Erdoğan: Komşu Yunanistan’ı hiçbir zaman düşman, hasım olarak görmedik

Erdoğan ve Miçotakis, 12 Temmuz tarihinde Litvanya’da düzenlenen NATO zirvesinin oturum aralarında yaptıkları görüşmede (AP)
Erdoğan ve Miçotakis, 12 Temmuz tarihinde Litvanya’da düzenlenen NATO zirvesinin oturum aralarında yaptıkları görüşmede (AP)
TT

Erdoğan: Komşu Yunanistan’ı hiçbir zaman düşman, hasım olarak görmedik

Erdoğan ve Miçotakis, 12 Temmuz tarihinde Litvanya’da düzenlenen NATO zirvesinin oturum aralarında yaptıkları görüşmede (AP)
Erdoğan ve Miçotakis, 12 Temmuz tarihinde Litvanya’da düzenlenen NATO zirvesinin oturum aralarında yaptıkları görüşmede (AP)

Cumhurbaşkanı Recep Tayyip Erdoğan, aralarındaki farklılıklara rağmen ülkesinin komşu Yunanistan’ı hiçbir zaman düşman veya hasım olarak görmediğini vurguladı.

İki ülke arasında henüz çözüme kavuşturulamayan pek çok mesele bulunduğunu vurgulayan Erdoğan, “İki ülke olarak bunun farkındayız.
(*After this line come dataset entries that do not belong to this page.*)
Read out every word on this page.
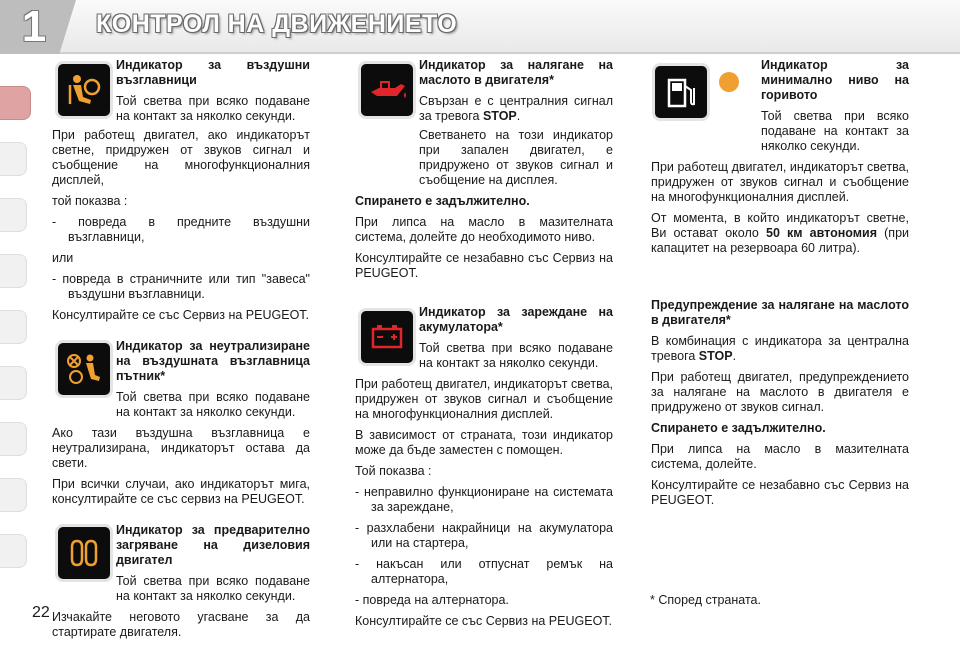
1	КОНТРОЛ НА ДВИЖЕНИЕТО

Индикатор за въздушни възглавници

Той светва при всяко подаване на контакт за няколко секунди.

При работещ двигател, ако индикаторът светне, придружен от звуков сигнал и съобщение на многофункционалния дисплей,

той показва :

- повреда в предните въздушни възглавници,

или

- повреда в страничните или тип "завеса" въздушни възглавници.

Консултирайте се със Сервиз на PEUGEOT.

Индикатор за неутрализиране на въздушната възглавница пътник*

Той светва при всяко подаване на контакт за няколко секунди.

Ако тази въздушна възглавница е неутрализирана, индикаторът остава да свети.

При всички случаи, ако индикаторът мига, консултирайте се със сервиз на PEUGEOT.

Индикатор за предварително загряване на дизеловия двигател

Той светва при всяко подаване на контакт за няколко секунди.

Изчакайте неговото угасване за да стартирате двигателя.

Индикатор за налягане на маслото в двигателя*

Свързан е с централния сигнал за тревога STOP.

Светването на този индикатор при запален двигател, е придружено от звуков сигнал и съобщение на дисплея.

Спирането е задължително.

При липса на масло в мазителната система, долейте до необходимото ниво.

Консултирайте се незабавно със Сервиз на PEUGEOT.

Индикатор за зареждане на акумулатора*

Той светва при всяко подаване на контакт за няколко секунди.

При работещ двигател, индикаторът светва, придружен от звуков сигнал и съобщение на многофункционалния дисплей.

В зависимост от страната, този индикатор може да бъде заместен с помощен.

Той показва :

- неправилно функциониране на системата за зареждане,

- разхлабени накрайници на акумулатора или на стартера,

- накъсан или отпуснат ремък на алтернатора,

- повреда на алтернатора.

Консултирайте се със Сервиз на PEUGEOT.

Индикатор за минимално ниво на горивото

Той светва при всяко подаване на контакт за няколко секунди.

При работещ двигател, индикаторът светва, придружен от звуков сигнал и съобщение на многофункционалния дисплей.

От момента, в който индикаторът светне, Ви остават около 50 км автономия (при капацитет на резервоара 60 литра).

Предупреждение за налягане на маслото в двигателя*

В комбинация с индикатора за централна тревога STOP.

При работещ двигател, предупреждението за налягане на маслото в двигателя е придружено от звуков сигнал.

Спирането е задължително.

При липса на масло в мазителната система, долейте.

Консултирайте се незабавно със Сервиз на PEUGEOT.

22
* Според страната.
Ancak bu sorunların gerginliğe vesile olmasına, hükümetlerimiz ve halklarımız arasında anlaşmazlıklara yol açmasına izin verip vermemek bizim elimizdedir” dedi.

Erdoğan, Yunanistan Başbakanı Kiryakos Miçotakis’in davetine icabet ederek, 5. Yüksek Düzeyli İşbirliği Konseyi toplantısı için Atina’ya yapacağı ziyaret öncesinde Yunanistan’da yayımlanan Kathimerini gazetesine röportaj verdi.

Diyalog yaklaşımı

Erdoğan, konuşmasında iki komşu ülke ilişkilerinde yeni bir sayfa açılmasına ve ‘kazan-kazan’ ilkesine değinerek şunları söyledi;

“Ben bu manada ilişkilerimizde ‘yeni bir sayfadan’, ‘kazan-kazan’ ilkesinden bahsettim. ‘Kazan-kazan’ anlayışı zaten Türkiye’nin uluslararası ilişkilere, diplomasiye yaklaşımının temelinde yatıyor. Bizim dış politika anlayışımız ‘hep ben kazanayım karşıdaki kaybetsin’ değildir. Biz ‘kazan-kazan’ anlayışı ile Atina’ya gideceğiz. Orada yeni dönemin ruhuna yakışır kararlar almak için hem ikili ilişkilerimizi hem Türkiye-Avrupa Birliği ilişkilerini ele alacağız.”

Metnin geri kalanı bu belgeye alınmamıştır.